Für uns werden die großen Aufgaben in der Zukunft immer klarer. Der langersehnte Generationenwechsel muss weiter vorangetrieben werden und die Verantwortlichkeiten und auch die Führungspositionen müssen auf ein breiteres Fundament gestellt werden. Ultra muss für die Jugendlichen bei Hertha wieder leichter zugänglich werden und wahrscheinlich müssen wir Älteren unsere über Jahre gewachsenen Ansprüche wieder etwas runter schrauben. An potenziellem Nachwuchs mangelt es eigentlich nicht, schließlich gab/gibt es allein im Jahr 2014 ein halbes Dutzend Neugeborene bei den „Harlekins Berlin“…

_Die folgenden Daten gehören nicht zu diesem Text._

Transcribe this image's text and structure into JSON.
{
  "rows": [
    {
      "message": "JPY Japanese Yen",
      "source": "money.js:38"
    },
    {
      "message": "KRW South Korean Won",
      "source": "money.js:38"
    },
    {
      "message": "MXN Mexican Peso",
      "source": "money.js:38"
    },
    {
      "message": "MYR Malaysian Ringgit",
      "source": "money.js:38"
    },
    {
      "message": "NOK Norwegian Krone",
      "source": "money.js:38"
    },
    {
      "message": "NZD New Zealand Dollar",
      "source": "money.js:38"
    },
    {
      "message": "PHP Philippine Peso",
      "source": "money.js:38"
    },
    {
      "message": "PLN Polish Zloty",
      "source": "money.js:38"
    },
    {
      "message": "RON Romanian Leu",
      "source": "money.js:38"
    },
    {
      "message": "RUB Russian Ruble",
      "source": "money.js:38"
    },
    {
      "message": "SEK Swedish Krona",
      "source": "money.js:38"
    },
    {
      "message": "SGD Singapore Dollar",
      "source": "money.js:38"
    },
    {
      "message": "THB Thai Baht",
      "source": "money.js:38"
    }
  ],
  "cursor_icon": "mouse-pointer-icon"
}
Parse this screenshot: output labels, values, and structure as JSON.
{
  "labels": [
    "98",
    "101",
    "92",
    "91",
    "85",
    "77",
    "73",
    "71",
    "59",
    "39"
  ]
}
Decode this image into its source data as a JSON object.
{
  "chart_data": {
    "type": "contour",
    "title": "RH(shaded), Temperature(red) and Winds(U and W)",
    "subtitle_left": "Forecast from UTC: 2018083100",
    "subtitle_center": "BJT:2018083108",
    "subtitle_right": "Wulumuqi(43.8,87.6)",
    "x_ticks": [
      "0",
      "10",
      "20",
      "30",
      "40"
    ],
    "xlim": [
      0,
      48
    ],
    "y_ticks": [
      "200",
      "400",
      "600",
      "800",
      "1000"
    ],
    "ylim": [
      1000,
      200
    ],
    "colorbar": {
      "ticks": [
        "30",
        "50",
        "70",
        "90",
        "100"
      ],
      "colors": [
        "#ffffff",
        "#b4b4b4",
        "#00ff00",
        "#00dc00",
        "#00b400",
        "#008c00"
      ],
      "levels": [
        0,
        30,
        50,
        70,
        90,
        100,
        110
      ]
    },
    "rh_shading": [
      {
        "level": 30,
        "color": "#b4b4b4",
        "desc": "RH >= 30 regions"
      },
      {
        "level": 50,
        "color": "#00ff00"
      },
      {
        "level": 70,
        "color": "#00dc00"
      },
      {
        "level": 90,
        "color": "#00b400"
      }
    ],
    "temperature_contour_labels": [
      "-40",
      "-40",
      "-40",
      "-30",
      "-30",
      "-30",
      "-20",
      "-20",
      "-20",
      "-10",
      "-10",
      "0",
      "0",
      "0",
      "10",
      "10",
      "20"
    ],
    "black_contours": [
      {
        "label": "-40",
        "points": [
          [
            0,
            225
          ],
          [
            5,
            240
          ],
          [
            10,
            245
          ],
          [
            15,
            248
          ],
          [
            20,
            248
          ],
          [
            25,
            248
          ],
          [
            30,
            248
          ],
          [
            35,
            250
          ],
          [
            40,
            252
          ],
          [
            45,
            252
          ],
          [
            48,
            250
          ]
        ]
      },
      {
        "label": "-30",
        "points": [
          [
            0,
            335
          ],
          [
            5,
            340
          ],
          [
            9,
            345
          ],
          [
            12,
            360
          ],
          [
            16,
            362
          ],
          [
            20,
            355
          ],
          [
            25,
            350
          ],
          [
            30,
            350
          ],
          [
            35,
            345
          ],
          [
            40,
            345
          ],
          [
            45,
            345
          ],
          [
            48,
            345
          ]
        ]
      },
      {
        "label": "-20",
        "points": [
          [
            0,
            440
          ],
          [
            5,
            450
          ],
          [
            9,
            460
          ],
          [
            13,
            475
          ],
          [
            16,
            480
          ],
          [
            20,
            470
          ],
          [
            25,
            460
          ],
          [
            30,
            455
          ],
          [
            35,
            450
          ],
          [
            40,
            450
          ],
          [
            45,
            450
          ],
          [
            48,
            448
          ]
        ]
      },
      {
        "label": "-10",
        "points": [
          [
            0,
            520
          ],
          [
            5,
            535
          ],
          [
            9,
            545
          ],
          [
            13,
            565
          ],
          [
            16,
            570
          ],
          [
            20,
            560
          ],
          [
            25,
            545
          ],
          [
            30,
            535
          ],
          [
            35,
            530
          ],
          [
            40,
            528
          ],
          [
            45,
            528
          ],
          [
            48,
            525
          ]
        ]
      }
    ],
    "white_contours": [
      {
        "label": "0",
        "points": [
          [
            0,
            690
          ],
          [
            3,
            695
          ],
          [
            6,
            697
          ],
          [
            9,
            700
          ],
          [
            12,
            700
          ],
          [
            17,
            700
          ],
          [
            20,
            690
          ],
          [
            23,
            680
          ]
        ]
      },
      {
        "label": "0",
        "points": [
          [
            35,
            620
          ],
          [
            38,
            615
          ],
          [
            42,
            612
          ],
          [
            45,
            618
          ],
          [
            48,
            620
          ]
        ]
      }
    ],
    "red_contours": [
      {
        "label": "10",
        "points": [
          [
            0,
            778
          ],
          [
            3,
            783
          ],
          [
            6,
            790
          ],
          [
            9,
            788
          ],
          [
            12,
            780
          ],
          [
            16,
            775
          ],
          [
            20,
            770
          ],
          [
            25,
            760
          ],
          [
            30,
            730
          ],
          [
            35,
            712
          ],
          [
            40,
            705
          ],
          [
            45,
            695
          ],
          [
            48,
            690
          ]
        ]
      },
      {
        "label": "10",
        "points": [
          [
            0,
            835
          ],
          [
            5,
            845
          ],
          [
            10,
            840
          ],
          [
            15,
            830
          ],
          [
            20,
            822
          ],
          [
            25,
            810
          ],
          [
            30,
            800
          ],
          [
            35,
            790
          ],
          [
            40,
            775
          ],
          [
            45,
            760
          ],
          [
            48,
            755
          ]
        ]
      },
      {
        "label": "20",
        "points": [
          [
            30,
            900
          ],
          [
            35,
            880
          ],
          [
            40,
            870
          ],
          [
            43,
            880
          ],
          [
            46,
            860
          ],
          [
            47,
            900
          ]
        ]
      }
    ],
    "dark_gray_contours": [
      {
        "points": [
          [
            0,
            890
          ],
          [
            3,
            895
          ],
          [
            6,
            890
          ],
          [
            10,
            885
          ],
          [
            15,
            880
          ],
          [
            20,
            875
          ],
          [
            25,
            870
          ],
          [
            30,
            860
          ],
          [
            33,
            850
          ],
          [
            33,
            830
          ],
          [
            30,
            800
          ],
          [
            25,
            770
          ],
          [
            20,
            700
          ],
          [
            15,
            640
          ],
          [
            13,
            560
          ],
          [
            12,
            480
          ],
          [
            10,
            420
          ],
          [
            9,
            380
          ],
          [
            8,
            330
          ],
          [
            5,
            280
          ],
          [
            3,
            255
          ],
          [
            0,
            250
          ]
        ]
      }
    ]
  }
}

Ein besonderer Dank geht an unsere Brüder aus Karlsruhe, mit denen wir die letzten fünfzehn Jahren Gruppengeschichte gemeinsam durchlebt haben. Auch in dieser Saison gab es für uns wieder unvergessliche Momente, die unsere Verbundenheit nach Karlsruhe weiter gefestigt haben. Denn fünfzehn Jahre Harlekins Berlin bedeuten für uns auch gleichzeitig fünfzehn Jahre Hertha und der KSC!